На высокой башне глаза Горойен открылись, и она тоже улыбнулась.

— Иди ко мне, милый мальчик, — прошептала она.

Рядом с ней стоял Гильгамеш, его темный панцирь поблескивал на солнце.

— Ну? — спросил он.

— Они направляются сюда… как и Кулейн.

— Я был бы рад убить мальчишку.

— Удовольствуйся мужчиной.

— О, я удовольствуюсь, матушка! — Под защитой шлема Гильгамеш усмехнулся, увидев, как напряглись ее плечи, а нежное лицо окрасил пунцовый румянец.

Она резко повернулась к нему, раздвинув губы в улыбке.

— Не знаю, — сказала она, и голос ее источал яд, — приходило ли тебе в голову, что с этого дня тебе не для чего будет жить?

— О чем ты?

— Всю свою жизнь ты мечтал убить Кулейна лак Ферага. Что ты будешь делать завтра, Гильгамеш, любовь моя? Что ты будешь делать, когда у тебя не останется врага, чтобы сражаться с ним?

— Я обрету покой, — ответил он просто, и она на мгновение растерялась: в его голосе прозвучала нота, которой она никогда прежде не слышала от Владыки Битв, — почти нежность, точно отзвук печали.

— Покоя ты не узнаешь никогда! — прошипела она. — Ты живешь ради смерти.

— Может быть, потому, что я мертвый, — ответил он прежним голосом.

— Он приближается. Тебе следует приготовиться.

— Да. Мне не терпится увидеть его лицо, заглянуть ему в глаза, когда я скажу ему, кто я.

— — Но зачем тебе говорить ему это? — спросила она с внезапным страхом.

— Не все ли равно? — отозвался он. — Раз ему предстоит умереть так или иначе.

С этими словами он повернулся и ушел с парапета.

Горойен проводила его взглядом, вновь испытывая странное возбуждение, которое его движения всегда пробуждали в ней. Такой грациозный, такой сильный — стальные мышцы под шелковой кожей. Вновь она взглянула на дальнюю опушку, а затем тоже вернулась в свои покои.

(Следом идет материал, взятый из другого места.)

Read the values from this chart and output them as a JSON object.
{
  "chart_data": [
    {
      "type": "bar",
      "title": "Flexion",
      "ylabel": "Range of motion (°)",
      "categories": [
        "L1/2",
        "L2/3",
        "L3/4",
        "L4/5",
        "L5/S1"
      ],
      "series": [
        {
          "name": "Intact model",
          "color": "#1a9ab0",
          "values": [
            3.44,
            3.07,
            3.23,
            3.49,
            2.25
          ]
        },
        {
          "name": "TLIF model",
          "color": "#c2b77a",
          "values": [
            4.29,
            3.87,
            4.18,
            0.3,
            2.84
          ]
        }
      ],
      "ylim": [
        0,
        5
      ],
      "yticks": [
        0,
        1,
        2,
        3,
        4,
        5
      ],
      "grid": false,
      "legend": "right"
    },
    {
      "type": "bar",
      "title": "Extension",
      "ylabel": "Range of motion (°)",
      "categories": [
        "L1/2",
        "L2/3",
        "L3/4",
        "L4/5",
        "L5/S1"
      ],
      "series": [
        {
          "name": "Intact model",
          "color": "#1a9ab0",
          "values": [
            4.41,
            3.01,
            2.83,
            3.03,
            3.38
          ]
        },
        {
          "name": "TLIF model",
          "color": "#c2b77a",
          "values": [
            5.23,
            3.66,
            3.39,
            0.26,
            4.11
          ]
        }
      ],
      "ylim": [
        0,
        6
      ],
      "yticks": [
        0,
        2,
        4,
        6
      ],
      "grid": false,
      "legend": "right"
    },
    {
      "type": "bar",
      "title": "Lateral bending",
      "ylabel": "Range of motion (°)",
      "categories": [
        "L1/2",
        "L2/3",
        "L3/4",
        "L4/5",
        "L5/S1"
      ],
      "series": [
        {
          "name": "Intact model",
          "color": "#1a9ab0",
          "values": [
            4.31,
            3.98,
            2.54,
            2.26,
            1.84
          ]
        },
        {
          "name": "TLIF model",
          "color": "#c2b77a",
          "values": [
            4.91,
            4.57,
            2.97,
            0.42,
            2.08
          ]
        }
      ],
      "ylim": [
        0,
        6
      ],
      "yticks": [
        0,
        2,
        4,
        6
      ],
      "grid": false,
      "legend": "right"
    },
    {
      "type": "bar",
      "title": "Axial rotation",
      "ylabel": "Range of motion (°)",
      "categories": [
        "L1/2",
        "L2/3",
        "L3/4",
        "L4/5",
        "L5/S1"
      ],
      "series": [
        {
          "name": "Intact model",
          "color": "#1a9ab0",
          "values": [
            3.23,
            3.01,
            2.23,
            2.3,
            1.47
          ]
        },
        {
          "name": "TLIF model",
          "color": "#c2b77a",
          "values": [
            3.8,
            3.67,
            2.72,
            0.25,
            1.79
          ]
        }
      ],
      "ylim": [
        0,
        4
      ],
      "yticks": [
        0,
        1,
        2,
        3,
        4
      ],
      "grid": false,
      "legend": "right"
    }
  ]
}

Войдя во внутреннее святилище, она остановилась перед зеркалом выше ее роста и внимательно осмотрела свое отражение. В золоте волос кое-где проглянула седина, а под глазами виднелись крохотные морщинки..

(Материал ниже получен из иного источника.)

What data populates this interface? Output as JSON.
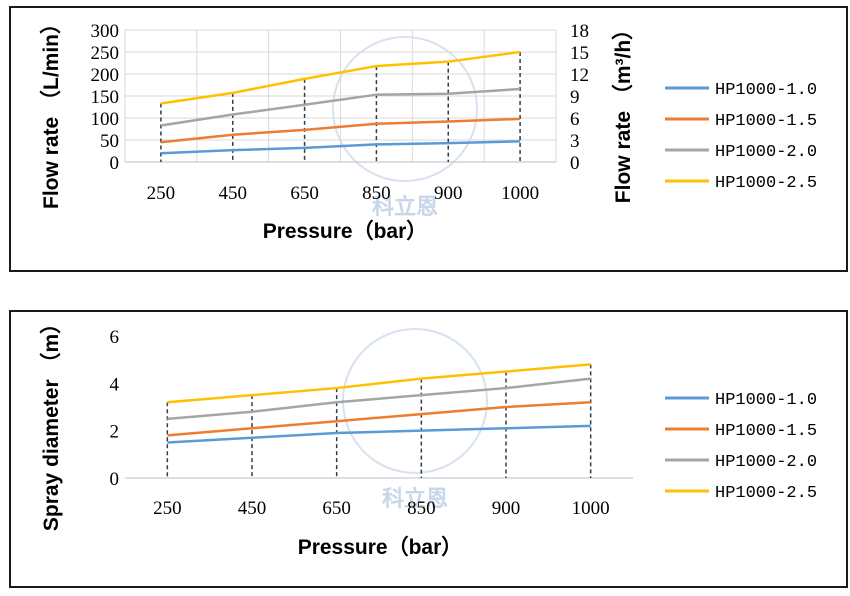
{
  "chart_data": [
    {
      "type": "line",
      "categories": [
        "250",
        "450",
        "650",
        "850",
        "900",
        "1000"
      ],
      "series": [
        {
          "name": "HP1000-1.0",
          "color": "#5b9bd5",
          "values": [
            20,
            27,
            32,
            40,
            43,
            47
          ]
        },
        {
          "name": "HP1000-1.5",
          "color": "#ed7d31",
          "values": [
            45,
            62,
            73,
            87,
            92,
            98
          ]
        },
        {
          "name": "HP1000-2.0",
          "color": "#a5a5a5",
          "values": [
            83,
            108,
            130,
            153,
            155,
            166
          ]
        },
        {
          "name": "HP1000-2.5",
          "color": "#ffc000",
          "values": [
            133,
            157,
            189,
            218,
            228,
            250
          ]
        }
      ],
      "xlabel": "Pressure（bar）",
      "ylabel": "Flow rate （L/min）",
      "y2label": "Flow rate （m³/h）",
      "ylim": [
        0,
        300
      ],
      "yticks": [
        "0",
        "50",
        "100",
        "150",
        "200",
        "250",
        "300"
      ],
      "y2lim": [
        0,
        18
      ],
      "y2ticks": [
        "0",
        "3",
        "6",
        "9",
        "12",
        "15",
        "18"
      ],
      "grid": true,
      "drop_lines": true,
      "legend_position": "right"
    },
    {
      "type": "line",
      "categories": [
        "250",
        "450",
        "650",
        "850",
        "900",
        "1000"
      ],
      "series": [
        {
          "name": "HP1000-1.0",
          "color": "#5b9bd5",
          "values": [
            1.5,
            1.7,
            1.9,
            2.0,
            2.1,
            2.2
          ]
        },
        {
          "name": "HP1000-1.5",
          "color": "#ed7d31",
          "values": [
            1.8,
            2.1,
            2.4,
            2.7,
            3.0,
            3.2
          ]
        },
        {
          "name": "HP1000-2.0",
          "color": "#a5a5a5",
          "values": [
            2.5,
            2.8,
            3.2,
            3.5,
            3.8,
            4.2
          ]
        },
        {
          "name": "HP1000-2.5",
          "color": "#ffc000",
          "values": [
            3.2,
            3.5,
            3.8,
            4.2,
            4.5,
            4.8
          ]
        }
      ],
      "xlabel": "Pressure（bar）",
      "ylabel": "Spray diameter （m）",
      "ylim": [
        0,
        6
      ],
      "yticks": [
        "0",
        "2",
        "4",
        "6"
      ],
      "grid": false,
      "drop_lines": true,
      "legend_position": "right"
    }
  ],
  "watermark": {
    "text": "科立恩",
    "color": "#c7d7ea"
  }
}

Они тоже стали заметнее. Она отошла на середину комнаты, где на золотом треножнике лежала глыба Кровь-Камня. А вокруг — высохшие оболочки трех беременных женщин. Горойен прикоснулась к Камню, почувствовала, как его тепло переходит в нее. Трупы исчезли, а позади нее скользнула тень.

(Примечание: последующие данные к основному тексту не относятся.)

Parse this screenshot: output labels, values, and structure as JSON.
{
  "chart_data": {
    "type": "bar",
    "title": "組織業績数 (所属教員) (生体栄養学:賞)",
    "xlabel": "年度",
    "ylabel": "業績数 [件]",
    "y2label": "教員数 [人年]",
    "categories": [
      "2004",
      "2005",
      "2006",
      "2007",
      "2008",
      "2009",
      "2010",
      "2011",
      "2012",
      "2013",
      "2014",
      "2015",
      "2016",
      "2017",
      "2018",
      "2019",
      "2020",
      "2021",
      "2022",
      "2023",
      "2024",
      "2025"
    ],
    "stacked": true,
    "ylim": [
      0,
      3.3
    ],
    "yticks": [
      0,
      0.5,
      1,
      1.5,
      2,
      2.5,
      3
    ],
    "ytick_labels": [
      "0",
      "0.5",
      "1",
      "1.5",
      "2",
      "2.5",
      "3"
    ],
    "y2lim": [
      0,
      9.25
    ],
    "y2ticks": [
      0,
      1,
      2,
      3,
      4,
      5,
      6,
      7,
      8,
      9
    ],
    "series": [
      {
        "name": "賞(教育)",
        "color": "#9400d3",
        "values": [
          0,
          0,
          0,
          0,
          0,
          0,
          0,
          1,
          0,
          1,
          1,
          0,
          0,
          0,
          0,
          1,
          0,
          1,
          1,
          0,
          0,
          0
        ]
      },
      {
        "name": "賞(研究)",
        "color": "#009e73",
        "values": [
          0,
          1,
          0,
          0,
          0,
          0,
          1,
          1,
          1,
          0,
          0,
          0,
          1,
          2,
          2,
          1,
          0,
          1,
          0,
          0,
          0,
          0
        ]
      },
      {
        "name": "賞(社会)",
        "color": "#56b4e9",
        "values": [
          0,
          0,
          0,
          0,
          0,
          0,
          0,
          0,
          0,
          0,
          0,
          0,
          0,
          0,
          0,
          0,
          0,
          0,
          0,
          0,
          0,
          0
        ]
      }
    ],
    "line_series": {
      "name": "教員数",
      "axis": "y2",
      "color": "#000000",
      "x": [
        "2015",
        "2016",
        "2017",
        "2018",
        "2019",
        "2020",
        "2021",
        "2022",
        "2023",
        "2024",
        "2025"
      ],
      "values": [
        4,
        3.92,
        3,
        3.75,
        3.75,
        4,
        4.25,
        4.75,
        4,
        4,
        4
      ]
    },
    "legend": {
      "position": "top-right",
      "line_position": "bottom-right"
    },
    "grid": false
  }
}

— Поди сюда, Секаргус! — приказала она, и сгорбленная фигура прошаркала вперед. Выше семи футов ростом, рядом с царицей он выглядел великаном. Лицо у него больше походило на волчью морду, на клыках клубилась пена, язык вываливался наружу.

— Приведи еще пять.

Он протянул когтистую руку, стараясь ее коснуться, и умоляюще посмотрел на нее.

— Вечером, — сказала она, — я снова сделаю тебя человеком, и ты сможешь разделить со мной ложе. Ты будешь рад?

Массивная голова закивала, из рта-пасти вырвался полу стон-полурычание.

— А теперь приведи еще пять.

Он побрел туда, где в темницах содержались женщины, а Горойен вновь приблизилась к Камню. Ало-золотую поверхность испещряла густая сеть черных прожилок.

Некоторое время она простояла там, ожидая, когда Секаргус приведет женщин на своевременную смерть.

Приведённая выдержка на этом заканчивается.